As it turned out, the tart was just gorgeous. Paired with the beetroot salad, it was transformed into something sublime. Rarely have I managed to pull off such a virtuoso performance in balanced flavours. In fact, son & heir (who enjoyed the tart, but couldn't pluck up the courage to try the beetroot) requested that we stop "mmnnn-ing", for fear that we were beginning to resemble contented cows.
Well, if a contented cow enjoys flavours such as those demonstrated in this combination, just by eating grass, I might be convinced to look at the lawn mowings a bit differently. Somehow, sadly, I don't think it works that way.
TENDERSTEM BROCCOLI, GOAT'S CHEESE & SUNDRIED TOMATO TART (feeds 5-6)
150g tenderstem broccoli (or asparagus, when in season), cut into 3 pieces
a pack of filo pastry
olive oil for brushing on
5-6 pieces of sundried tomato, chopped small
3 eggs, beaten
150ml double cream
sea salt & freshly ground black pepper
100g creamy goat's cheese
20g cheddar, for grating.
1. Pre-heat your oven to 350deg F/180deg C (fan)/gas mark 4.
2. In a large saucepan, boil some salted water and cook the broccoli for 3-4 minutes depending on stem size. If the stems are very large, then allow a little longer to cook. Drain and refresh in cold water, to stop the cooking process. Leave to drain.
3. Line an 8" spring form tin with each sheet of filo pastry, brushing oil inbetween each layer and using the oil to help stick the corners of the pastry to the tin, until you have a random star shape.

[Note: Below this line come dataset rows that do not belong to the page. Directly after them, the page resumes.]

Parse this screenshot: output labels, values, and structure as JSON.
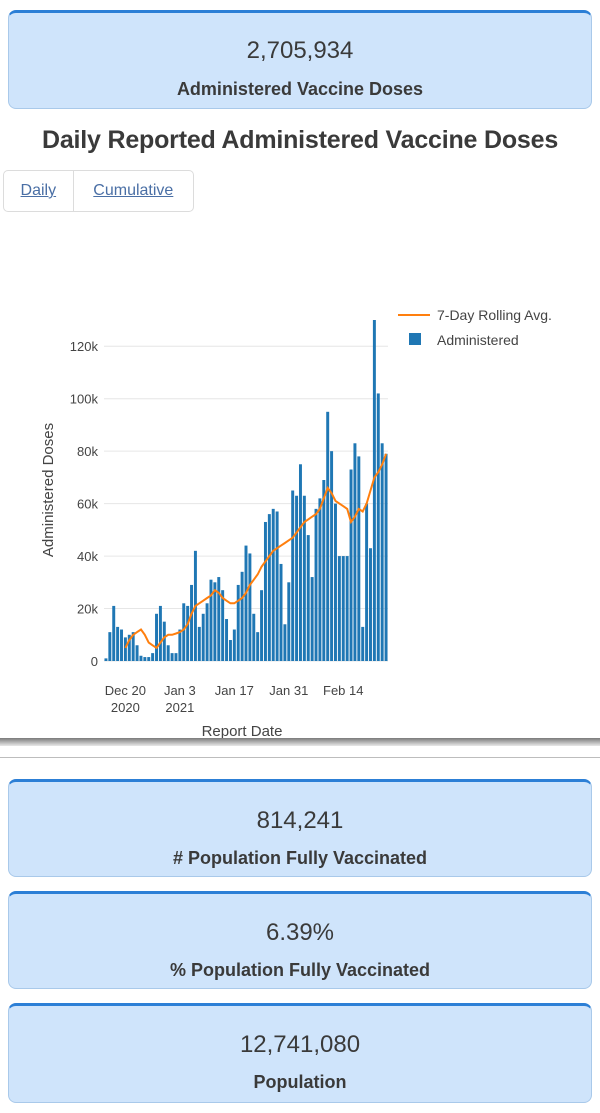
{
  "summary": {
    "doses_value": "2,705,934",
    "doses_label": "Administered Vaccine Doses"
  },
  "chart_section": {
    "title": "Daily Reported Administered Vaccine Doses",
    "tabs": [
      "Daily",
      "Cumulative"
    ]
  },
  "stats": {
    "fully_vaccinated_value": "814,241",
    "fully_vaccinated_label": "# Population Fully Vaccinated",
    "pct_fully_vaccinated_value": "6.39%",
    "pct_fully_vaccinated_label": "% Population Fully Vaccinated",
    "population_value": "12,741,080",
    "population_label": "Population"
  },
  "colors": {
    "bar": "#1f77b4",
    "rolling_avg": "#ff7f0e",
    "card_bg": "#cfe4fb",
    "card_accent": "#2c7fd6"
  },
  "chart_data": {
    "type": "bar",
    "xlabel": "Report Date",
    "ylabel": "Administered Doses",
    "ylim": [
      0,
      130000
    ],
    "yticks": [
      0,
      20000,
      40000,
      60000,
      80000,
      100000,
      120000
    ],
    "ytick_labels": [
      "0",
      "20k",
      "40k",
      "60k",
      "80k",
      "100k",
      "120k"
    ],
    "x_start_date": "2020-12-15",
    "xticks": [
      {
        "day_index": 5,
        "label": [
          "Dec 20",
          "2020"
        ]
      },
      {
        "day_index": 19,
        "label": [
          "Jan 3",
          "2021"
        ]
      },
      {
        "day_index": 33,
        "label": [
          "Jan 17"
        ]
      },
      {
        "day_index": 47,
        "label": [
          "Jan 31"
        ]
      },
      {
        "day_index": 61,
        "label": [
          "Feb 14"
        ]
      }
    ],
    "legend": [
      "7-Day Rolling Avg.",
      "Administered"
    ],
    "legend_position": "top-right",
    "series": [
      {
        "name": "Administered",
        "type": "bar",
        "values": [
          1000,
          11000,
          21000,
          13000,
          12000,
          9000,
          10000,
          11000,
          6000,
          2000,
          1500,
          1500,
          3000,
          18000,
          21000,
          15000,
          6000,
          3000,
          3000,
          12000,
          22000,
          21000,
          29000,
          42000,
          13000,
          18000,
          22000,
          31000,
          30000,
          32000,
          27000,
          16000,
          8000,
          12000,
          29000,
          34000,
          44000,
          41000,
          18000,
          11000,
          27000,
          53000,
          56000,
          58000,
          57000,
          37000,
          14000,
          30000,
          65000,
          63000,
          75000,
          63000,
          48000,
          32000,
          58000,
          62000,
          69000,
          95000,
          80000,
          60000,
          40000,
          40000,
          40000,
          73000,
          83000,
          78000,
          13000,
          60000,
          43000,
          130000,
          102000,
          83000,
          79000
        ]
      },
      {
        "name": "7-Day Rolling Avg.",
        "type": "line",
        "values": [
          null,
          null,
          null,
          null,
          null,
          5000,
          8000,
          10000,
          11000,
          12000,
          10000,
          7000,
          6000,
          5000,
          7000,
          9000,
          10000,
          10000,
          10500,
          11000,
          12000,
          14000,
          18000,
          21000,
          22000,
          23000,
          24000,
          25000,
          27000,
          26000,
          24000,
          23000,
          22000,
          22000,
          23000,
          24000,
          26000,
          29000,
          31000,
          33000,
          36000,
          38000,
          40000,
          42000,
          43000,
          44000,
          45000,
          46000,
          47000,
          49000,
          51000,
          53000,
          54000,
          55000,
          56000,
          58000,
          62000,
          66000,
          64000,
          61000,
          60000,
          59000,
          58000,
          53000,
          55000,
          58000,
          57000,
          60000,
          65000,
          70000,
          72000,
          75000,
          79000
        ]
      }
    ]
  }
}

4. In a bowl, mix the eggs with the cream and season well. The tart can take a good deal of pepper, but be careful with the salt - remember that the goat's cheese is salty.
5. Into the pastry case, sprinkle the pieces of sundried tomato, then the broccoli and arrange pleasantly, so that nothing is sticking up and likely to catch and burn in the oven. Pour over the egg mixture and roll the tin to ensure the egg reaches every nook and cranny.
6. Crumble the goat's cheese over the top and press down lightly to ensure it melts into the tart's contents.
7. Sprinkle with a light coating of cheddar, then place into the oven and bake for 30-45 minutes, or until the top is golden brown and there is no evidence of any wet egg in the centre.
8. Allow to cool slightly, then remove the outside of the spring form and slide the tart onto your serving plate.